What is Osteoporosis?
Osteoporosis — or loss of bone — is a highly prevalent disease, particularly in older people. This disease causes bones to become fragile and to break more easily.
The good news is that osteoporosis can be treated and, even better, prevented. We're seeing it every day at the University of Chicago Medicine. A simple bone mineral density test can identify who is at risk. Appropriate changes in diet and lifestyle and the use of newer medications can help improve bone mass and prevent fractures.
Who's at Risk?
It is estimated that 10 million Americans suffer from osteoporosis and an additional 18 million have low bone mass, which puts them at a risk for fracture, accompanying pain and debilitation.Studies suggest that approximately one in two women and up to one in four men age 50 and older will break a bone due to osteoporosis. Women are at greatest risk for developing osteoporosis, although men may develop it as well.
Often times, a fracture, or a broken bone is the first sign of osteoporosis before any of the following risk factors are present:
- Estrogen deficiency from early menopause (before age 45, either natural or surgical) or no period for a long time (six months to a year)
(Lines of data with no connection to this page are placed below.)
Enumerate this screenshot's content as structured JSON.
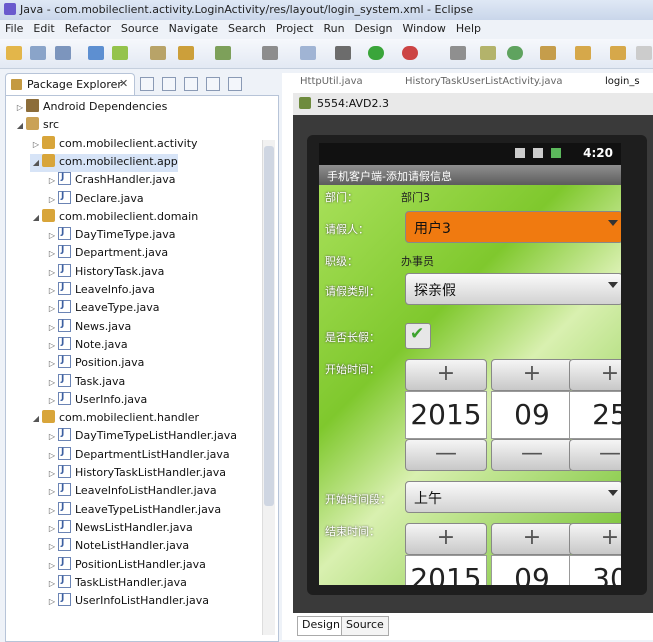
{
  "window": {
    "title": "Java - com.mobileclient.activity.LoginActivity/res/layout/login_system.xml - Eclipse"
  },
  "menubar": [
    "File",
    "Edit",
    "Refactor",
    "Source",
    "Navigate",
    "Search",
    "Project",
    "Run",
    "Design",
    "Window",
    "Help"
  ],
  "package_explorer": {
    "tab_label": "Package Explorer",
    "close_glyph": "✕",
    "tree": [
      {
        "label": "Android Dependencies",
        "level": 1,
        "icon": "library-icon",
        "expanded": false
      },
      {
        "label": "src",
        "level": 1,
        "icon": "source-folder-icon",
        "expanded": true
      },
      {
        "label": "com.mobileclient.activity",
        "level": 2,
        "icon": "package-icon",
        "expanded": false
      },
      {
        "label": "com.mobileclient.app",
        "level": 2,
        "icon": "package-icon",
        "expanded": true,
        "selected": true
      },
      {
        "label": "CrashHandler.java",
        "level": 3,
        "icon": "java-file-icon",
        "expanded": false
      },
      {
        "label": "Declare.java",
        "level": 3,
        "icon": "java-file-icon",
        "expanded": false
      },
      {
        "label": "com.mobileclient.domain",
        "level": 2,
        "icon": "package-icon",
        "expanded": true
      },
      {
        "label": "DayTimeType.java",
        "level": 3,
        "icon": "java-file-icon",
        "expanded": false
      },
      {
        "label": "Department.java",
        "level": 3,
        "icon": "java-file-icon",
        "expanded": false
      },
      {
        "label": "HistoryTask.java",
        "level": 3,
        "icon": "java-file-icon",
        "expanded": false
      },
      {
        "label": "LeaveInfo.java",
        "level": 3,
        "icon": "java-file-icon",
        "expanded": false
      },
      {
        "label": "LeaveType.java",
        "level": 3,
        "icon": "java-file-icon",
        "expanded": false
      },
      {
        "label": "News.java",
        "level": 3,
        "icon": "java-file-icon",
        "expanded": false
      },
      {
        "label": "Note.java",
        "level": 3,
        "icon": "java-file-icon",
        "expanded": false
      },
      {
        "label": "Position.java",
        "level": 3,
        "icon": "java-file-icon",
        "expanded": false
      },
      {
        "label": "Task.java",
        "level": 3,
        "icon": "java-file-icon",
        "expanded": false
      },
      {
        "label": "UserInfo.java",
        "level": 3,
        "icon": "java-file-icon",
        "expanded": false
      },
      {
        "label": "com.mobileclient.handler",
        "level": 2,
        "icon": "package-icon",
        "expanded": true
      },
      {
        "label": "DayTimeTypeListHandler.java",
        "level": 3,
        "icon": "java-file-icon",
        "expanded": false
      },
      {
        "label": "DepartmentListHandler.java",
        "level": 3,
        "icon": "java-file-icon",
        "expanded": false
      },
      {
        "label": "HistoryTaskListHandler.java",
        "level": 3,
        "icon": "java-file-icon",
        "expanded": false
      },
      {
        "label": "LeaveInfoListHandler.java",
        "level": 3,
        "icon": "java-file-icon",
        "expanded": false
      },
      {
        "label": "LeaveTypeListHandler.java",
        "level": 3,
        "icon": "java-file-icon",
        "expanded": false
      },
      {
        "label": "NewsListHandler.java",
        "level": 3,
        "icon": "java-file-icon",
        "expanded": false
      },
      {
        "label": "NoteListHandler.java",
        "level": 3,
        "icon": "java-file-icon",
        "expanded": false
      },
      {
        "label": "PositionListHandler.java",
        "level": 3,
        "icon": "java-file-icon",
        "expanded": false
      },
      {
        "label": "TaskListHandler.java",
        "level": 3,
        "icon": "java-file-icon",
        "expanded": false
      },
      {
        "label": "UserInfoListHandler.java",
        "level": 3,
        "icon": "java-file-icon",
        "expanded": false
      }
    ]
  },
  "editor_tabs": [
    "HttpUtil.java",
    "HistoryTaskUserListActivity.java",
    "login_s"
  ],
  "emulator": {
    "window_title": "5554:AVD2.3",
    "clock": "4:20",
    "app_title": "手机客户端-添加请假信息",
    "form": {
      "department_label": "部门：",
      "department_value": "部门3",
      "requester_label": "请假人：",
      "requester_value": "用户3",
      "position_label": "职级：",
      "position_value": "办事员",
      "leave_type_label": "请假类别：",
      "leave_type_value": "探亲假",
      "long_leave_label": "是否长假：",
      "start_time_label": "开始时间：",
      "start_date": {
        "year": "2015",
        "month": "09",
        "day": "25"
      },
      "start_period_label": "开始时间段：",
      "start_period_value": "上午",
      "end_time_label": "结束时间：",
      "end_date": {
        "year": "2015",
        "month": "09",
        "day": "30"
      },
      "plus": "+",
      "minus": "—"
    }
  },
  "bottom_tabs": {
    "design": "Design",
    "source": "Source"
  },
  "colors": {
    "orange_spinner": "#f07a10",
    "accent_green": "#7fc82d"
  }
}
- Personal history of fracture (broken bone) as an adult
- Family history of osteoporosis or bone fracture
- Small thin frame and/or low body weight
- Low intake of calcium (avoidance of dairy products)
- Low levels of vitamin D
- Immobilization or lack of exercise
- Cigarette smoking
- Excessive alcohol intake
- High caffeine intake
- Other medical problems that contribute to bone loss, including thyroid and parathyroid conditions, digestive problems, eating disorders, kidney disease, rheumatoid arthritis, asthma, cancer and paralysis
- Use of certain medications that weaken bones, such as steroids, overuse of thyroid hormone, blood thinners, anticonvulsants and diuretics
While osteoporosis can occur in anyone, it is more common in Caucasian and Asian women.